Bash Script function verification

Question

I am trying to do validation for every function I call in a script and erroring out the whole script if one function fails.

Looking for the best way to do this. I feel I knew a good way to do it at one time, but can't figure it out again.

I can brute force it, but it's nasty. This is how I can get it to work correctly

    copy_files $1
    if [ "$?" -ne "0" ]; then
            error "Copying files"
            return -1
    fi

This gets pretty ugly since I have a script that goes:

command1 command2 command3

Having to wrap all these commands with returns is not very ideal. :( Please help!

Answer 1

You could do something like this:

good() { 
    return 0;
}

bad() {
    return 5;
}

wrapper() { 
    $1  

    rc=$?

    if [ "$rc" -ne "0" ]; then
            echo "error: $1 returned $rc"
            exit -1
    fi  
}


wrapper bad 
wrapper good

or, if you could pass a list of function, like so:

wrapper() {
    for f in $*; do

        $f 
        rc=$?

        if [ "$rc" -ne "0" ]; then
                echo "error: $f returned ${rc}"
                return -1
        fi
    done
    return 0;
}


wrapper good bad

if [ "$?" -ne "0" ]; then
    #error handling here
    exit -1;
fi

Answer 2

Since you said you want to do this for every command in a script, you could insert

set -e

at the beginning.

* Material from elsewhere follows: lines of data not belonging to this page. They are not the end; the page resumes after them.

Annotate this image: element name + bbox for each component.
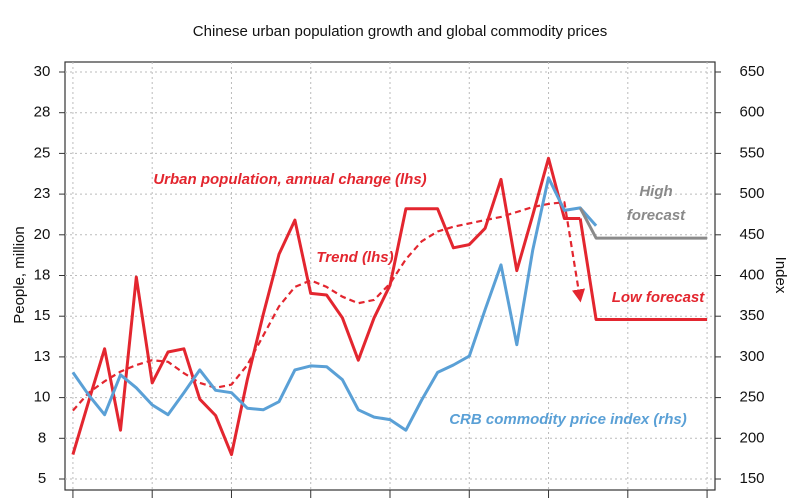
y2-tick-label: 350 (739, 307, 764, 324)
y2-tick-label: 400 (739, 266, 764, 283)
y-tick-label: 18 (34, 266, 51, 283)
y-tick-label: 5 (38, 470, 46, 487)
chart-subtitle: Chinese urban population growth and glob… (193, 23, 607, 40)
y-tick-label: 20 (34, 226, 51, 243)
y2-tick-label: 250 (739, 389, 764, 406)
series-label: Urban population, annual change (lhs) (153, 171, 426, 188)
y-tick-label: 25 (34, 144, 51, 161)
y-tick-label: 28 (34, 104, 51, 121)
y2-tick-label: 450 (739, 226, 764, 243)
y2-tick-label: 600 (739, 104, 764, 121)
y-tick-label: 15 (34, 307, 51, 324)
y-tick-label: 10 (34, 389, 51, 406)
series-line (71, 156, 581, 457)
series-line (71, 176, 598, 432)
series-line (578, 218, 708, 321)
y-axis-label: People, million (11, 226, 28, 324)
series-line (578, 207, 708, 240)
series-line (72, 201, 586, 412)
series-label: Low forecast (612, 289, 706, 306)
series-label: CRB commodity price index (rhs) (449, 411, 687, 428)
y2-tick-label: 200 (739, 429, 764, 446)
y-tick-label: 8 (38, 429, 46, 446)
y2-tick-label: 500 (739, 185, 764, 202)
y-tick-label: 23 (34, 185, 51, 202)
y2-axis-label: Index (772, 257, 789, 294)
y2-tick-label: 150 (739, 470, 764, 487)
y2-tick-label: 550 (739, 144, 764, 161)
series-label: Trend (lhs) (316, 249, 393, 266)
y2-tick-label: 650 (739, 63, 764, 80)
y-tick-label: 30 (34, 63, 51, 80)
y-tick-label: 13 (34, 348, 51, 365)
series-label: High forecast (627, 183, 686, 224)
y2-tick-label: 300 (739, 348, 764, 365)
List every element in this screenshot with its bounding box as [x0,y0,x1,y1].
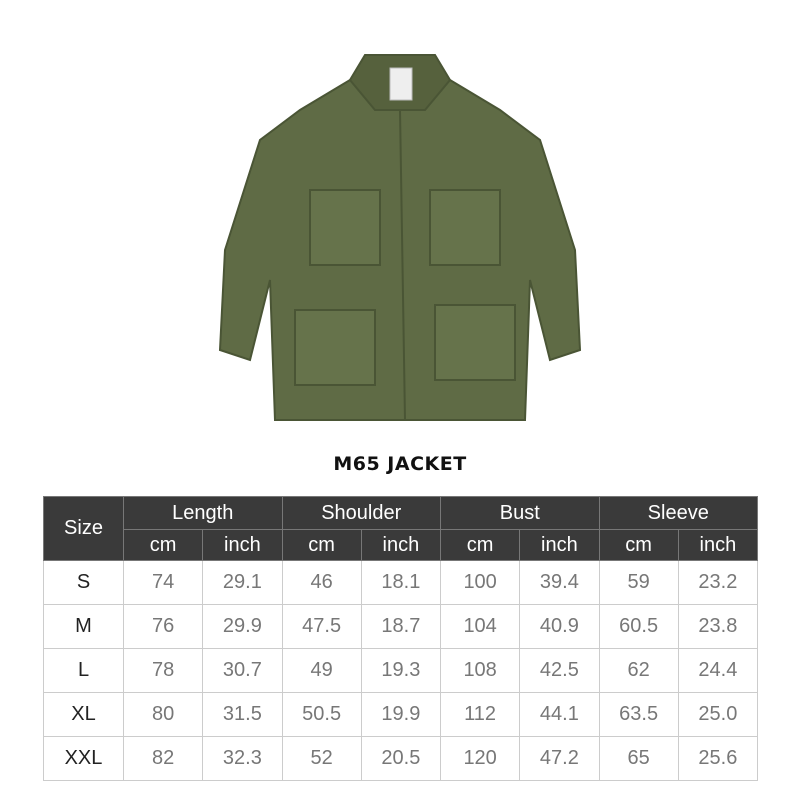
group-header: Shoulder [281,496,441,530]
value-cell: 23.2 [677,560,759,605]
value-cell: 52 [281,736,362,781]
value-cell: 63.5 [598,692,679,737]
unit-header: cm [598,529,679,561]
value-cell: 50.5 [281,692,362,737]
table-row: M 76 29.9 47.5 18.7 104 40.9 60.5 23.8 [43,604,759,649]
value-cell: 30.7 [202,648,283,693]
value-cell: 46 [281,560,362,605]
value-cell: 20.5 [360,736,442,781]
value-cell: 65 [598,736,679,781]
size-cell: L [43,648,124,693]
unit-header: cm [122,529,204,561]
value-cell: 25.6 [677,736,759,781]
size-cell: M [43,604,124,649]
value-cell: 112 [439,692,521,737]
unit-header: cm [281,529,362,561]
value-cell: 59 [598,560,679,605]
value-cell: 25.0 [677,692,759,737]
value-cell: 74 [122,560,204,605]
group-header: Bust [440,496,600,530]
value-cell: 18.1 [360,560,442,605]
unit-header: inch [202,529,283,561]
value-cell: 49 [281,648,362,693]
value-cell: 40.9 [519,604,600,649]
table-row: XL 80 31.5 50.5 19.9 112 44.1 63.5 25.0 [43,692,759,737]
product-title: M65 JACKET [333,453,467,475]
value-cell: 23.8 [677,604,759,649]
value-cell: 80 [122,692,204,737]
table-row: L 78 30.7 49 19.3 108 42.5 62 24.4 [43,648,759,693]
unit-header: inch [677,529,759,561]
value-cell: 120 [439,736,521,781]
value-cell: 60.5 [598,604,679,649]
value-cell: 47.5 [281,604,362,649]
value-cell: 44.1 [519,692,600,737]
unit-header: inch [360,529,442,561]
value-cell: 82 [122,736,204,781]
value-cell: 32.3 [202,736,283,781]
value-cell: 78 [122,648,204,693]
value-cell: 104 [439,604,521,649]
value-cell: 39.4 [519,560,600,605]
value-cell: 29.1 [202,560,283,605]
value-cell: 100 [439,560,521,605]
value-cell: 31.5 [202,692,283,737]
value-cell: 62 [598,648,679,693]
group-header: Sleeve [598,496,758,530]
value-cell: 19.3 [360,648,442,693]
group-header: Length [123,496,283,530]
unit-header: cm [439,529,521,561]
size-cell: XXL [43,736,124,781]
value-cell: 18.7 [360,604,442,649]
value-cell: 29.9 [202,604,283,649]
jacket-image [218,54,582,421]
value-cell: 76 [122,604,204,649]
size-cell: XL [43,692,124,737]
value-cell: 47.2 [519,736,600,781]
size-cell: S [43,560,124,605]
table-row: S 74 29.1 46 18.1 100 39.4 59 23.2 [43,560,759,605]
size-header: Size [43,496,124,561]
value-cell: 108 [439,648,521,693]
value-cell: 24.4 [677,648,759,693]
table-row: XXL 82 32.3 52 20.5 120 47.2 65 25.6 [43,736,759,781]
value-cell: 19.9 [360,692,442,737]
value-cell: 42.5 [519,648,600,693]
size-chart-table: Size Length Shoulder Bust Sleeve cm inch c… [43,496,759,781]
unit-header: inch [519,529,600,561]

That call makes the shell exit immediately if any command returns a status code other than 0. (Exceptions: commands that are part of the test in a conditional statement, and those that are followed by && or || and further commands)

Answer 3

command1 || (error "Cmd1 fail"; return -1); command2 || (error "Cmd2 fail"; return -1);

etc. etc. The || operator means the next command will only execute if the previous command failed. && is the opposite. The brackets group the commands to run.